A la fecha, sólo la determinación del antígeno capsular
del C. neoformans es ampliamente empleada con fines de diagnóstico.
Si bien existen en el comercio equipos de AL y ELISA, el primero ha ganado
mayor popularidad. Su realización y lectura son sencillas, su sensibilidad
y especificidad elevadas y los resultados son obtenidos rápidamente,
a partir de muestras de suero, LCR y orina.
La detección del galactomanano de Aspergillus por técnicas
de AL y ELISA ha mostrado correlación con los hallazgos clínicos
en la aspergilosis invasora. Igualmente, los resultados positivos deberán
ser confirmados, en lo posible, por otros estudios clínicos y microbiológicos.
Para el diagnóstico de la candidiasis diseminada se encuentran
disponibles equipos comerciales para la determinación de antígenos
por AL y ELISA. Sin embargo, ellos carecen de la suficiente sensibilidad
y pueden dar lugar a resultados falso negativos en pacientes probadamente
enfermos, debido al carácter transitorio que posee la presencia
de los antígenos detectados por ellos en los fluidos biológicos.
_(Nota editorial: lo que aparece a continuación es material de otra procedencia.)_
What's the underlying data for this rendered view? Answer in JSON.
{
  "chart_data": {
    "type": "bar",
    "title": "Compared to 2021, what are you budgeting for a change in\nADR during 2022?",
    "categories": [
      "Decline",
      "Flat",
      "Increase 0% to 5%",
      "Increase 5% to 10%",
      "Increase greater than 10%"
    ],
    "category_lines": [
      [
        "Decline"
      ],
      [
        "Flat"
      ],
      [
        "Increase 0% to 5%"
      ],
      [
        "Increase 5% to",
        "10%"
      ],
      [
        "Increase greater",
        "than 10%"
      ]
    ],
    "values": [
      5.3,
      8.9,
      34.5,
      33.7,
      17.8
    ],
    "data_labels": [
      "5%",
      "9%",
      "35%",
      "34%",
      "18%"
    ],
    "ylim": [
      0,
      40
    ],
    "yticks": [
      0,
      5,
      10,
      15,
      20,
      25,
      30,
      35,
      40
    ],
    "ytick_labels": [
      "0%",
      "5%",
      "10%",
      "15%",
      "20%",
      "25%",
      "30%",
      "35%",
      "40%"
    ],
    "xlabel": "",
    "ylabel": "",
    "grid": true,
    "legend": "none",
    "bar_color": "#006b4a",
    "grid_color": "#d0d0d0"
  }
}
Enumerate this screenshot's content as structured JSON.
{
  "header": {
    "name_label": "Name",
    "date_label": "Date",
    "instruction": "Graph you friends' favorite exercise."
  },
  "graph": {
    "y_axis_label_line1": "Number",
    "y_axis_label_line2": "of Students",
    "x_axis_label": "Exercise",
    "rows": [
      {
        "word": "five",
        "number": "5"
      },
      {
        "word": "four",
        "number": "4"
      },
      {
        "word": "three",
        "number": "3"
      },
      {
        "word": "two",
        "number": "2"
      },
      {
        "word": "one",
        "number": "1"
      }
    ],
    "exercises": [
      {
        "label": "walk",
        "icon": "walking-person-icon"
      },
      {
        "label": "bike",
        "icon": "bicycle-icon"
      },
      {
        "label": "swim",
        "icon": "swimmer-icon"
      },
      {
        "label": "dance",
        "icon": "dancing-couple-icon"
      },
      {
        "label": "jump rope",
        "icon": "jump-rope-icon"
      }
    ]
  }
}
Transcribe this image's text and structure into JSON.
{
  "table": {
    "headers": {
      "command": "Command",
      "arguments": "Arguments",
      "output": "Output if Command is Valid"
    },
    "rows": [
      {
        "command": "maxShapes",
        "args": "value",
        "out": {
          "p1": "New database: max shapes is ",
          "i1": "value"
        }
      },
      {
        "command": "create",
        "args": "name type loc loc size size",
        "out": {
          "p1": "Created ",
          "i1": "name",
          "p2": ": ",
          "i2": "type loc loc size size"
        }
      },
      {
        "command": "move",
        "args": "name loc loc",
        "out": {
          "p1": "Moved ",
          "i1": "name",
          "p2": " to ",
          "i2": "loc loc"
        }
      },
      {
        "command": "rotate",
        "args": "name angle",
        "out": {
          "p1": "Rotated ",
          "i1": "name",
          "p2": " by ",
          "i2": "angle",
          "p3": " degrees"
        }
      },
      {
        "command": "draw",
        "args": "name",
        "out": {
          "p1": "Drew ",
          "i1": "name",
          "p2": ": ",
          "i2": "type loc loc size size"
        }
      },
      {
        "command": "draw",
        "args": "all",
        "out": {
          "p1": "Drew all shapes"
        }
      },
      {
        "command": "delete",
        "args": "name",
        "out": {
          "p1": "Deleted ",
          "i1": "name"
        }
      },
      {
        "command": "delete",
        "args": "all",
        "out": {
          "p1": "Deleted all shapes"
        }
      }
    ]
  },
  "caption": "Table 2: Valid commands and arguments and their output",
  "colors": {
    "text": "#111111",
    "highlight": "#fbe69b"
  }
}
Esta rápida depuración de los antígenos obliga a
la toma de varias muestras en forma seriada en pacientes altamente sospechosos,
a pesar de los resultados negativos.
El RIE ha sido empleado en forma eficaz para la detección del antígeno
parietal del H. capsulatum en sangre, LCR y orina. Permite el diagnóstico
de la histoplasmosis en pacientes inmunocomprometidos (pe: SIDA) y, cuando
se realiza en forma seriada y cuantitativa, es de utilidad para el seguimiento
del tratamiento antifúngico. No obstante, la prueba no se encuentra
disponible comercialmente ni, como es de suponer, es accesible para laboratorios
de baja complejidad. El desarrollo reciente de una prueba de inhibición
de ELISA, con sensibilidad y especificidad comparables con las del RIE,
para la detección de antígeno de H. capsulatum, puede solucionar
este último problema.
En suma, la disociación de los complejos inmunes previo a la determinación
de mananos y galactomananos, la capacidad de reproducir la prueba en todos
los laboratorios, la exhibición de una sensibilidad acorde con
las necesidades, la facilidad de realización de la técnica
y la práctica de estudios clínicos prospectivos, son criterios
a tener en cuenta a la hora de incorporar un método de diagnóstico
basado en la detección de antígenos fúngicos.
Determinación de metabolitos fúngicos
Respecto al estudio de los metabolitos fúngicos en fluidos biológicos,
la determinación del D-arabinitol ha sido propuesta como marcador
diagnóstico para la candidiasis diseminada. No obstante, la falta
de una metodología simple para su determinación cuali y
cuantitativa ha impedido su empleo en forma rutinaria.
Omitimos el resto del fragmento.